Tommy Sheridan is the Solidarity candidate in the 2016 Scottish Parliamentary Election in Glasgow
Today the party is launching its manifesto there to music.
Solidarity have gone for a musical intro, which is nice. This song is dedicated to “freedom fighters” pic.twitter.com/4iBRmZm8u6
— Philip Sim (@BBCPhilipSim) April 28, 2016
Although we can’t be at the launch it seems that Mr Sheridan is including reference to PFI in his speech this morning from the tweets being posted by attendees.
In one of his party political videos in the earlier part of his campaign to be elected to the Scottish Parliament in Glasgow Tommy Sheridan explains the concept of PFI in some detail and also why he thinks it should come to an end. Bearing in mind that this is a video which forms part of a political campaign it is nonetheless interesting as the subject is very much in the news in Edinburgh.
Sheridan claimed: “PFI known as paying for infinity. It was one of the worst General George type of deals you could sign up to. The type of deal where they offered you a telly for a fiver and by the time you paid it you would have paid £1500 for something worth £300.
“It is the same deal the Tories and the new Labour Party signed us up to in the mid 1990s when they introduced PFI to get rid of traditional public financing of schools, of hospitals, of roads – the things that we need.
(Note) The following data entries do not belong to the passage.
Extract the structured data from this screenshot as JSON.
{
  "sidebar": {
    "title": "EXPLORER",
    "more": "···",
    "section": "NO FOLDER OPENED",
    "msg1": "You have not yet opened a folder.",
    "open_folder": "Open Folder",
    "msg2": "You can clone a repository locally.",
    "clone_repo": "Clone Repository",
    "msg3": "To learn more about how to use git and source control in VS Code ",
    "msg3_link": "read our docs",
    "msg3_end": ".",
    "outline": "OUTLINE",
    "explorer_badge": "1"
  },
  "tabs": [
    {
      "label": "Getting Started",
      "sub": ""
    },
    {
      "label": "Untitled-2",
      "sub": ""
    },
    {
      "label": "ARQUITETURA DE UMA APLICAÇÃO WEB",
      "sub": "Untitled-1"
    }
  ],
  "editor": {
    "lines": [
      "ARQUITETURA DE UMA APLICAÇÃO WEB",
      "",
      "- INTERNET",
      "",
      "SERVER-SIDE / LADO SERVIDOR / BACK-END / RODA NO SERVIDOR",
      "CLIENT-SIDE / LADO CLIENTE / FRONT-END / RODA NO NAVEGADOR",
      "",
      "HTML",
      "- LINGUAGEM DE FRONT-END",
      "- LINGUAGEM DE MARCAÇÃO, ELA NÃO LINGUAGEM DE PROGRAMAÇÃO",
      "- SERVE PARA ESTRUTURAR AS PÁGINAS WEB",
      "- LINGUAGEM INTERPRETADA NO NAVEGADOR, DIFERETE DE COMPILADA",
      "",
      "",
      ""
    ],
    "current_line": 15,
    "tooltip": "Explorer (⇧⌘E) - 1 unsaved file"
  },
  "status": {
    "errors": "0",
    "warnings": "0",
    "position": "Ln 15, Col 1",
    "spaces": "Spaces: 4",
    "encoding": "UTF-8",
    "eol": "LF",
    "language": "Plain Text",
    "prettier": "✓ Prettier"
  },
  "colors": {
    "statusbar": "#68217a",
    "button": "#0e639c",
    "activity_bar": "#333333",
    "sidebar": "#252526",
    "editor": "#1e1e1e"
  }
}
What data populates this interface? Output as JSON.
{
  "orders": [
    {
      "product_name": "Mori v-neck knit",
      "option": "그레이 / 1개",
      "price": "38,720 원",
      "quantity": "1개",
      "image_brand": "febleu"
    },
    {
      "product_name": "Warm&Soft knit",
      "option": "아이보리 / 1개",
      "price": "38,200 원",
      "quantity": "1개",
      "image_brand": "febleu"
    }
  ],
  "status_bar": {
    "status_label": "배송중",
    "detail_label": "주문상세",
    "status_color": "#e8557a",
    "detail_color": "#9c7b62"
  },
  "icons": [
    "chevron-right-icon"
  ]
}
Instead of publicly borrowing the money and paying for it via our taxes what they decided to do was this wonderful Wizard of Oz type of trick.
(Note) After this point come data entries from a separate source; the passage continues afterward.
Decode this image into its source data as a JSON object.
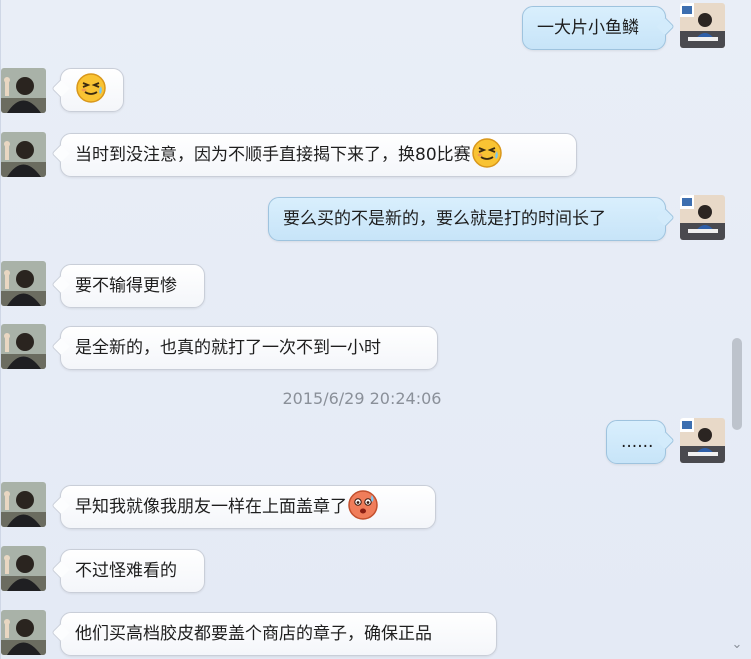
{
  "messages": [
    {
      "sender": "self",
      "text": "一大片小鱼鳞",
      "emoji": null
    },
    {
      "sender": "friend",
      "text": "",
      "emoji": "grimace-sweat"
    },
    {
      "sender": "friend",
      "text": "当时到没注意，因为不顺手直接揭下来了，换80比赛",
      "emoji": "grimace-sweat"
    },
    {
      "sender": "self",
      "text": "要么买的不是新的，要么就是打的时间长了",
      "emoji": null
    },
    {
      "sender": "friend",
      "text": "要不输得更惨",
      "emoji": null
    },
    {
      "sender": "friend",
      "text": "是全新的，也真的就打了一次不到一小时",
      "emoji": null
    },
    {
      "sender": "self",
      "text": "......",
      "emoji": null
    },
    {
      "sender": "friend",
      "text": "早知我就像我朋友一样在上面盖章了",
      "emoji": "embarrassed-sweat"
    },
    {
      "sender": "friend",
      "text": "不过怪难看的",
      "emoji": null
    },
    {
      "sender": "friend",
      "text": "他们买高档胶皮都要盖个商店的章子，确保正品",
      "emoji": null
    }
  ],
  "timestamp": "2015/6/29 20:24:06",
  "scroll": {
    "down_glyph": "⌄",
    "position_fraction": 0.62
  },
  "colors": {
    "background": "#e7ecf6",
    "friend_bubble": "#ffffff",
    "self_bubble": "#d2eafb",
    "timestamp_text": "#8a9099"
  }
}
“They would put it off their balance sheet and they would get a private consortium of businesses and they would lend the money to the local authorities and the government and they would then build the schools and hospitals and lo and behold it would not appear on the balance sheet. So it would not look as though you had borrowed any money. The problem is it does not work like that.
“We did borrow money. We borrowed money to pay for hospitals and schools and then we agreed to pay back five, six seven times more money than it actually cost to build the schools and hospitals.
“PFI was a criminal scheme in all but name.”
Mr Sheridan then refers to the 17 schools in Edinburgh built under the PFI policy which have been closed by the council as a result of faults being discovered in the buildings.
In Glasgow he says he has figures to prove that there is an outstanding balance of around £700 million to pay for their PFI buildings.